En las democracias modernas, el poder militar fue destinado a los espacios de seguridad nacional y catástrofes humanitarias; la administración civil del orden público, la seguridad ciudadana y la protección de derechos quedaron reservadas para cuerpos policiales, legítimos depositarios del monopolio de la fuerza. Sin embargo, el reciente giro de Donald Trump —desde ordenar al Pentágono que prepare a la Guardia Nacional para “sofocar disturbios civiles” hasta desplegar tropas federales en ciudades “enemigas”— cristaliza una nueva fase: el orden público preventivo, es decir, el uso anticipado –cuando no la mera exhibición– de la fuerza militar para inhibir la protesta y el conflicto, erosionando así los pilares mismos de la democracia.
Este viraje se ha materializado en tres escenarios especialmente significativos: Los Ángeles, Washington D.C. y, potencialmente, Chicago y San Francisco. En todos ellos, la constante es la misma: la injerencia federal sobre autoridades locales demócratas y la militarización de la vida civil como forma de gobierno.Ahora bien, este fenómeno no puede comprenderse únicamente como una decisión coyuntural o un exceso personalista. Responde a una lógica más profunda que ya ha sido descrita por varios autores críticos:
- La excepción securitaria como regla
Giorgio Agamben explicó que el “estado de excepción” tiende a normalizarse hasta convertirse en un modo de gobierno. Trump no declara formalmente un estado de emergencia, pero su doctrina del orden público preventivo funciona como una excepción securitaria permanente: suspende de facto garantías constitucionales (como el derecho a la protesta o la autonomía de los estados) en nombre de una amenaza siempre difusa —inmigración, crimen, disturbios posibles. Lo que se presenta como extraordinario se institucionaliza en la práctica, ampliando el poder punitivo del ejecutivo.
- La gobernanza del miedo como estrategia
La política de Trump puede leerse como un ejemplo paradigmático de “gobernanza del miedo”. Heinz Bude mostró cómo el miedo moldea las relaciones sociales y la identidad contemporánea: ciudadanos que internalizan la amenaza viven bajo una constante sensación de vulnerabilidad. Esa es precisamente la base sobre la que se erige el discurso trumpista: instalar la idea de que la sociedad estadounidense está siempre “al borde del caos”.
Zygmunt Bauman, en Miedo líquido, describía una ansiedad difusa ante amenazas que nunca terminan de concretarse. La retórica del “enemigo interior” (migrantes, agitadores, radicales) funciona en esa misma lógica: no importa si el disturbio ocurre o no, lo relevante es que se perciba como inminente. El miedo no se calma, se recicla continuamente en nuevas figuras de peligro.

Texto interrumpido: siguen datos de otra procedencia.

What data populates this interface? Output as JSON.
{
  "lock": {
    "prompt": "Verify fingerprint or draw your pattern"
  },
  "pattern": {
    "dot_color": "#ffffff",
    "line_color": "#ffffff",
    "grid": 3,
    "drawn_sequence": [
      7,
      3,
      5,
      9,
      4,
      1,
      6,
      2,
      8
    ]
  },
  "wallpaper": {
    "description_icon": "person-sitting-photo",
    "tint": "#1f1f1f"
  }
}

Autores como Loïc Wacquant o David Garland han relacionado este fenómeno con el populismo penal y la expansión del control: la inseguridad se convierte en excusa para reforzar un aparato punitivo que no resuelve los problemas estructurales, pero sí consolida la centralidad autoritaria del Estado. En este sentido, la doctrina del orden público preventivo no busca tanto gestionar riesgos reales como producir miedo útil, un miedo que discipline, divida y debilite la capacidad de protesta democrática.
¿Qué pretende Trump en realidad? Más que garantizar seguridad efectiva, parece construir un clima de alarma permanente que legitime la concentración de poder y la represión anticipada de la disidencia. De este modo, se dibuja un círculo perverso: el miedo genera medidas excepcionales; las medidas excepcionales alimentan más miedo; y, en ese terreno, florece un Estado con rasgos crecientemente totalitarios.
Qué pretende Trump y qué pretenden todos los dirigentes occidentales de esta ultraderecha iliberal y retrógrada.
Lo que está en juego no es solo la gestión democrática en Washington o Los Ángeles, ni siquiera en el conjunto de los Estados Unidos, sino la supervivencia misma de la democracia como forma de vida política.